For those with respiratory problems such as Asthma or Bronchitis, having a fire in a room can dry the air, causing or triggering difficult breathing.Having a bowl of water in the room when the fire is lit, moistens the air, meaning it’ll be less dry and help ease breathing. The same tip applies for central heating.

Citrus Zing

To enjoy a fresh fragrance in your room, why not try and put some orange peels on top of your wood burning stove or mantelpiece? As it dries out, a delicious citrus fragrance will fill the room. This makes a nice change from modern chemical air fresheners.

Keep animals out of your chimney

Animals, insects and birds often get stuck in chimneys. This can cause a great deal of distress for them. If the animal dies while stuck in your chimney it will not only block and reduce the efficiency but will cause smoke, ash and debris down into your home.

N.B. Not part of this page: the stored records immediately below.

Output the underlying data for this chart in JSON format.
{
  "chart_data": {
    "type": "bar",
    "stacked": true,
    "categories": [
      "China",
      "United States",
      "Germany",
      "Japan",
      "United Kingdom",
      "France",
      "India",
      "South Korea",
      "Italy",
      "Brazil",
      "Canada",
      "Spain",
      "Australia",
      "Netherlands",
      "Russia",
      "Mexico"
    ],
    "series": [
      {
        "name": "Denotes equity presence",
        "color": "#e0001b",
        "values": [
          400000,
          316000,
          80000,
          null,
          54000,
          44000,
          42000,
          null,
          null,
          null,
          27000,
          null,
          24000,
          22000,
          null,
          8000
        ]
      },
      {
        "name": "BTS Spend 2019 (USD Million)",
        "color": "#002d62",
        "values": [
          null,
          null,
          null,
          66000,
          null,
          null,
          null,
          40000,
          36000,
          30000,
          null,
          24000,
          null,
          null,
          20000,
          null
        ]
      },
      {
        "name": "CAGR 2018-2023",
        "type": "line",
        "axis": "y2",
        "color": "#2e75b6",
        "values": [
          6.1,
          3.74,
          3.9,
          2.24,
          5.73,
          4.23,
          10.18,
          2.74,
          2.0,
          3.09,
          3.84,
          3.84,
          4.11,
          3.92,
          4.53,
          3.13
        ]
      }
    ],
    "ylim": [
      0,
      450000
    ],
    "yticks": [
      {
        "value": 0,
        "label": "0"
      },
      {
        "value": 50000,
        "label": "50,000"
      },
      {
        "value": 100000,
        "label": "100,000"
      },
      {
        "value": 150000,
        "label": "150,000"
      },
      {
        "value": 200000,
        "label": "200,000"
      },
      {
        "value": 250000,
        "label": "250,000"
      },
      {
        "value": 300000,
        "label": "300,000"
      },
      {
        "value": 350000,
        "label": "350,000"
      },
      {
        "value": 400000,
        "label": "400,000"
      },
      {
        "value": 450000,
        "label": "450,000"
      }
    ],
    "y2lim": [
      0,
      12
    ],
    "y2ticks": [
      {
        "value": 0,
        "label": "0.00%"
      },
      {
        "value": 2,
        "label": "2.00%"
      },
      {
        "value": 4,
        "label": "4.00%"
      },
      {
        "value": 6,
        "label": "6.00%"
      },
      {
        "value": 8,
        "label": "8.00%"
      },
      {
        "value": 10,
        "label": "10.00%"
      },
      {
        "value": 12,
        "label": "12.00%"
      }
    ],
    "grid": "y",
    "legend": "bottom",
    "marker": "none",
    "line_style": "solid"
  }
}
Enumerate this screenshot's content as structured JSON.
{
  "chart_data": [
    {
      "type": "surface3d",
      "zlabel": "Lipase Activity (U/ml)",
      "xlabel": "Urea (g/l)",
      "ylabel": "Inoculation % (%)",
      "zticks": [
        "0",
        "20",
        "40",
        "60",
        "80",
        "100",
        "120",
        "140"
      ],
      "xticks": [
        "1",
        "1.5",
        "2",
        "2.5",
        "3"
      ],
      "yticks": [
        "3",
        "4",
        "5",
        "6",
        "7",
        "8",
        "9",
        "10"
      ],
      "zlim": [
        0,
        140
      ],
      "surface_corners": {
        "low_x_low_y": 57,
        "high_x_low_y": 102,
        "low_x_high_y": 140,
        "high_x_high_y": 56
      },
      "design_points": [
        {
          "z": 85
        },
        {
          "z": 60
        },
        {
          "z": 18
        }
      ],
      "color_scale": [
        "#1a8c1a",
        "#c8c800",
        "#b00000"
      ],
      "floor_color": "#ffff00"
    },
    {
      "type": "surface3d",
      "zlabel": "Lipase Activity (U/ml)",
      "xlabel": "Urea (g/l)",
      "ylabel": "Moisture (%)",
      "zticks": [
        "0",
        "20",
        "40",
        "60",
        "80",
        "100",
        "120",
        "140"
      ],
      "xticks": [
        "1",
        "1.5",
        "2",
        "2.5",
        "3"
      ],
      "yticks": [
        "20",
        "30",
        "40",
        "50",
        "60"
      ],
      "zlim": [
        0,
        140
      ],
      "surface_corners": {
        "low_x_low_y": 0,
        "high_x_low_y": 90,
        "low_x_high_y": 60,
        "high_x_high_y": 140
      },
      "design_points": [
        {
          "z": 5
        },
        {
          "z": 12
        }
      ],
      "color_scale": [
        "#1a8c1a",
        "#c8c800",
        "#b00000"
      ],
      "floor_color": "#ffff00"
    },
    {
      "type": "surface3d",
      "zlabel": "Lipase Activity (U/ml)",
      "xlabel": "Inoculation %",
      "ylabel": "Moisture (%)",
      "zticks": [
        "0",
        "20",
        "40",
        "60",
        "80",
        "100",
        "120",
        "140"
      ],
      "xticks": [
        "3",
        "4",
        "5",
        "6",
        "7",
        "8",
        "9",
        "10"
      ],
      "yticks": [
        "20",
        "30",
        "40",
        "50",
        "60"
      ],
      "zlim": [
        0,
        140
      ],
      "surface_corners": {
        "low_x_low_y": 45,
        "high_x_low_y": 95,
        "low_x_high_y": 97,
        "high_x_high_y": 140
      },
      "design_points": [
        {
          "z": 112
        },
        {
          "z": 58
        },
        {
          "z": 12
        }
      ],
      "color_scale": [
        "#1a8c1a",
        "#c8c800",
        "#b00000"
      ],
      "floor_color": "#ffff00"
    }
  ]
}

Not to mention the terrible smell.

A flue cap on the top of your chimney should not only stop animals and birds entering but also help inclement weather affecting your chimney.

Don’t just trash your ash

Some ash can be used as a lawn and garden fertilizer to provide soil nutrients and reduce acidity. It can be used on compost piles to maintain neutral acidity levels. Some people use ash to provide traction on icy driveways and sidewalks. Excess wood ash can be taken to council disposal sites.